The Cowboys Find A Way
Chase, being a competitor, was not going to take that. They looked the board over and brainstormed and plotted a few more ideas, but nothing could stick.
“Ah! Fine! Can I just stab it?” Chase asked.
I giggled and shrugged the fantasy off.
“I’m serious! We have done everything. I’ve been thinking about it when I feed in the mornings. I have this huge urge to drive the spikes right through it!” His eyes glistened, and I could tell he’d really been visualizing it.
“Umm…. I’m not sure. It’s a nice board… I don’t know.” I stammered
“Oh, come on, you were willing to let it die anyway! It’s got tracks all over it now; let us do it!” Krit antagonized.
“Well…” I looked at the trusty Hala Straight Up. She’d been run over, dragged behind horses, walked on by animals, and run ragged around the ranch. Her bright blue rails held her shape true. I’d grown pretty fond of the board, I wasn’t sure I could say goodbye. I looked at Jaime and Ali, our photo and video crew, who had been through it all with me.
“He is right; we were willing to let it die.” Ali waivered, leaning towards her husband Chase’s ambition.
I turned to Jaime.
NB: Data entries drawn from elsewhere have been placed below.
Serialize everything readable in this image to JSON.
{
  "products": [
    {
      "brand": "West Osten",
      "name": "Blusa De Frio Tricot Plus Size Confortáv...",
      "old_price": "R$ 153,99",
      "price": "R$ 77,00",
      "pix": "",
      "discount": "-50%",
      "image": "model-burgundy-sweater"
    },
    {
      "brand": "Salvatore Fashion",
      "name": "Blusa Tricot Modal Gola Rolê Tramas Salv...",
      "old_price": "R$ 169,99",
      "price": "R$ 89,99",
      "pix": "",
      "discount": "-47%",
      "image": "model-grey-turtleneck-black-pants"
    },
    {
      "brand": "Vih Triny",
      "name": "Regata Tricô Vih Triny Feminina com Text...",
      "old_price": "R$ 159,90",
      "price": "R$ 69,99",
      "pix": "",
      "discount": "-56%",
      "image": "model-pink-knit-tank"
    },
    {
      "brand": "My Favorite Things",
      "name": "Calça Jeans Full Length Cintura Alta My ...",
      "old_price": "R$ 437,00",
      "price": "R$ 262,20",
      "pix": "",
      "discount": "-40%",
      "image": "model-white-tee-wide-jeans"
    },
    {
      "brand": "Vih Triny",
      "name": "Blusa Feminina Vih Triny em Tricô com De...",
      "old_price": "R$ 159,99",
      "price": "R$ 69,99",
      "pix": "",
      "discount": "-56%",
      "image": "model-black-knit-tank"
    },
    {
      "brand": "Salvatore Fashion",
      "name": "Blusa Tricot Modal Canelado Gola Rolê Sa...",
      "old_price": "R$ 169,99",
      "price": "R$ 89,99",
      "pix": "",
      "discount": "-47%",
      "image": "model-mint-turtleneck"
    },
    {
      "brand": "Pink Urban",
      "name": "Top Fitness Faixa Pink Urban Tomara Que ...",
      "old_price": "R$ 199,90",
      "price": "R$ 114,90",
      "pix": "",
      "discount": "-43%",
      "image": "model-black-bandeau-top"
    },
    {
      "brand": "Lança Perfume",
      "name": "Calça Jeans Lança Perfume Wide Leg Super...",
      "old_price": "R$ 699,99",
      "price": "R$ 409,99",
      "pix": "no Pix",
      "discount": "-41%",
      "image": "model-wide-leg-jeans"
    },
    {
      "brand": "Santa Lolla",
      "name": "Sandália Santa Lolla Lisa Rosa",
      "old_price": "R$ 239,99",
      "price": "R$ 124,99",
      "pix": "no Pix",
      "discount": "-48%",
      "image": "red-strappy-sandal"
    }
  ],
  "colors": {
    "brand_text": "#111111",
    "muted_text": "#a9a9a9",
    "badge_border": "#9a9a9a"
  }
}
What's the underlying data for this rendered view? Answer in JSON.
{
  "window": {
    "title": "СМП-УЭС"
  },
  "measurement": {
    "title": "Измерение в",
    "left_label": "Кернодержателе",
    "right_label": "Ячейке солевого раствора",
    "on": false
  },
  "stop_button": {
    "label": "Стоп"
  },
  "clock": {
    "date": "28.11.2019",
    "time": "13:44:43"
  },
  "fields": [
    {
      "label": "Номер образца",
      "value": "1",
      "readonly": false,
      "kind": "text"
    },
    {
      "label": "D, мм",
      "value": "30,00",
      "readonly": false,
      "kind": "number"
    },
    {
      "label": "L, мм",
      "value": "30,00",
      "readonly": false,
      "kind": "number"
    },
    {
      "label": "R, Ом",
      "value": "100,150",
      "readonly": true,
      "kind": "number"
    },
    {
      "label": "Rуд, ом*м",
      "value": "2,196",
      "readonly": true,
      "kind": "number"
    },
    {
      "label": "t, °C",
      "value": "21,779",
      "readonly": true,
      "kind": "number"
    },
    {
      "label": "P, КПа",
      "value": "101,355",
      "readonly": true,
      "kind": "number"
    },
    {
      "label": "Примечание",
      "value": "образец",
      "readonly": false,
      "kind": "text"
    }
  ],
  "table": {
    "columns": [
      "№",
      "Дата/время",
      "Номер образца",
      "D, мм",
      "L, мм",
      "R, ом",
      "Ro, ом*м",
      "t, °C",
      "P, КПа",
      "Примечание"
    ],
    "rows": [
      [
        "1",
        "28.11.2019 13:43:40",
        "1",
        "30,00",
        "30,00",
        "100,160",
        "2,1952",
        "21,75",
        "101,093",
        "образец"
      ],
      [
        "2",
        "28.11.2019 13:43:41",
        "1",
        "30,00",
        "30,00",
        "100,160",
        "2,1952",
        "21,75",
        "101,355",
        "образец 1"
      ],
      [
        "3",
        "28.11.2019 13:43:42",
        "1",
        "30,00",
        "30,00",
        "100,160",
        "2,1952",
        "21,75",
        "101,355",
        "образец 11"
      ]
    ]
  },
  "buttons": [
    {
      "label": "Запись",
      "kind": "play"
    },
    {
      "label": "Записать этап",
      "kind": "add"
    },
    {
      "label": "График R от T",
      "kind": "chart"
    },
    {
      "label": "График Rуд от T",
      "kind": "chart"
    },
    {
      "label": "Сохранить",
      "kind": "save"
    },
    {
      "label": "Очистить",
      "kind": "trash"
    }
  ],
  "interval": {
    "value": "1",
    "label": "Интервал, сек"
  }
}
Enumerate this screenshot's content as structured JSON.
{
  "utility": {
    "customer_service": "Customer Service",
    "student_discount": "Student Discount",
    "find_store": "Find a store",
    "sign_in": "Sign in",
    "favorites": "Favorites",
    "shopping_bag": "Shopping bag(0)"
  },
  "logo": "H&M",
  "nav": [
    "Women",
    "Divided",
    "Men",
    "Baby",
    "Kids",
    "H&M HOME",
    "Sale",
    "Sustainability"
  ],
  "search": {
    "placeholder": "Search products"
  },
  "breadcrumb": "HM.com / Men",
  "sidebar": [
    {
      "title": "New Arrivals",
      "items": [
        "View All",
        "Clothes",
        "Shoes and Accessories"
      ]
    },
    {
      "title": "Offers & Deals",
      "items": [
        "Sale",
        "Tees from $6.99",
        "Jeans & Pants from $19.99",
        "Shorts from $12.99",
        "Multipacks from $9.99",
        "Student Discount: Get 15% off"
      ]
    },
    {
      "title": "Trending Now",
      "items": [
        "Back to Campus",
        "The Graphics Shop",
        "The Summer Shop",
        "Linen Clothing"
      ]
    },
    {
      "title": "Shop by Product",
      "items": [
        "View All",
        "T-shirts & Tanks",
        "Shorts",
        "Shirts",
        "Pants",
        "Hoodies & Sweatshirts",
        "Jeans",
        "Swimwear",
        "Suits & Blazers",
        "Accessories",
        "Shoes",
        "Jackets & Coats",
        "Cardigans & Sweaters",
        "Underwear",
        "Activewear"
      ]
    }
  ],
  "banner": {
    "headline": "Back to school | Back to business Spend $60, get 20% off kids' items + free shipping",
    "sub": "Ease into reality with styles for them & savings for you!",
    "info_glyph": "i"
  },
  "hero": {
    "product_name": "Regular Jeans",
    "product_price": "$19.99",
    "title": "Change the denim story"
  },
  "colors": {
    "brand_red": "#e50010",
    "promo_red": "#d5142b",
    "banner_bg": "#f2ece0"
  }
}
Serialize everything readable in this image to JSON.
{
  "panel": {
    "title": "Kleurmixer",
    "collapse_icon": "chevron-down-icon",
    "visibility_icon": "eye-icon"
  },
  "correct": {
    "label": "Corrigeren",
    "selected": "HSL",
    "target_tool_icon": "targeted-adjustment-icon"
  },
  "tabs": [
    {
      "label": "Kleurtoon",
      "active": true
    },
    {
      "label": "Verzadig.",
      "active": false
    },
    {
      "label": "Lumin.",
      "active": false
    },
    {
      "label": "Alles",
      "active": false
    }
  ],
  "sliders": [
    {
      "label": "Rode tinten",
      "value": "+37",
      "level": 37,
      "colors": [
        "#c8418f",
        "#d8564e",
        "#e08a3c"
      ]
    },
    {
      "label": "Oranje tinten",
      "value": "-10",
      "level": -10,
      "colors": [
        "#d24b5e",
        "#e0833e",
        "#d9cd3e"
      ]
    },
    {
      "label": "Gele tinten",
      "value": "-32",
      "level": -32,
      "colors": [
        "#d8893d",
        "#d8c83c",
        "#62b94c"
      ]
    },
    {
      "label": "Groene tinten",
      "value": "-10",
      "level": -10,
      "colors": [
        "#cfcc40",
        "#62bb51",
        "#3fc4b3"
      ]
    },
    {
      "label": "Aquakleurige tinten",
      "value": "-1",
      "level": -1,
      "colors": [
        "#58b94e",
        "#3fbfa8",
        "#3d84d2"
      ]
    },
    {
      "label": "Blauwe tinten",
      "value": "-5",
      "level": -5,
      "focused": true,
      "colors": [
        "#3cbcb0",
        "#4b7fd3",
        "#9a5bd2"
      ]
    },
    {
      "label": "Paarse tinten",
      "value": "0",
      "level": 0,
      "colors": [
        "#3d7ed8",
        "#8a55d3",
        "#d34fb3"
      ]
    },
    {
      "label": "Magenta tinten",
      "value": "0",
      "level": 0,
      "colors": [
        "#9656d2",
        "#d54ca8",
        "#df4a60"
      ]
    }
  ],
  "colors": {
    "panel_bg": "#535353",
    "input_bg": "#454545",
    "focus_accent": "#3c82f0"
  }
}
We both nodded and agreed. We could let the board go. “Fire up your tractor, Chase; let’s finish this thing.” I ran my hand along the edge of the board as if to say, “Good job, ol’ girl. You’ve done us proud”.
We positioned her on a stack of round hay bales as darkness was settling in the valley. The night air nipped us with the bite of the coming winter that hung to its fringes. Chase positioned the tractor in front of the bales with the four long spikes pointing straight at its target.
The Final Breath
I admired the beautiful board one last time, then gave him a nod. A smile ignited across his stoic demeanor, and he put the tractor in gear. I held my breath as the four spikes approached the Straight Up. “Ppsssooowww!!!!!!” The air escaped the Straight Up's lungs as she took her final breath, and I exhaled along with it as we put our friend to rest. It was an oddly valiant ending to a magnificent board.
Chase threw both hands in the air and shook the spikes of the tractor, trying to release the board corpse. He eventually had to get out and rip the bladder of the board off the tractor.
He victoriously stomped on the board and looked us square in the eye. “I broke the board!” He giggled and shrugged his Carhart jacket up to his ears as his weeks-long battle with the Hala Straight Up had come to an end.
A smile absorbed my grief, and I hugged my friend as he was relinquished from a competitor he couldn’t take down. We all hugged and reminisced about the fun of getting ranchy with Hala.
The Origins of Ranch Tough
My little brother and I first came up with the idea of “Hala – ranch edition” paddling the Yampa River town run this spring. I ran the thought past Peter, Hala’s founder and owner, and he thought it was a riot, but we floundered with the thoughts of “What does it have to do with our boards?” along with “Will anyone care?”
At the end of the day, the Straight Up did what Hala boards do best. Brought together a hodge podge of people to have a good time. Doing this series was a welcomed break from my typical accounting work.
Our Warehouse Manager, Jaime, seized the opportunity to hone her photography and videography skills. Then, our Marketing Department took all the discombobulated pieces and compiled them into a cohesive campaign.
My ranch friends stepped in, living by their values of helping friends no matter what, even after working 14-hour days. The whole experience will forever be one of my favorite things I’ve done at Hala.
Thank you to those who have followed the series. We appreciate it, and we hope you can see that Hala is not just tough. It’s Ranch Tough.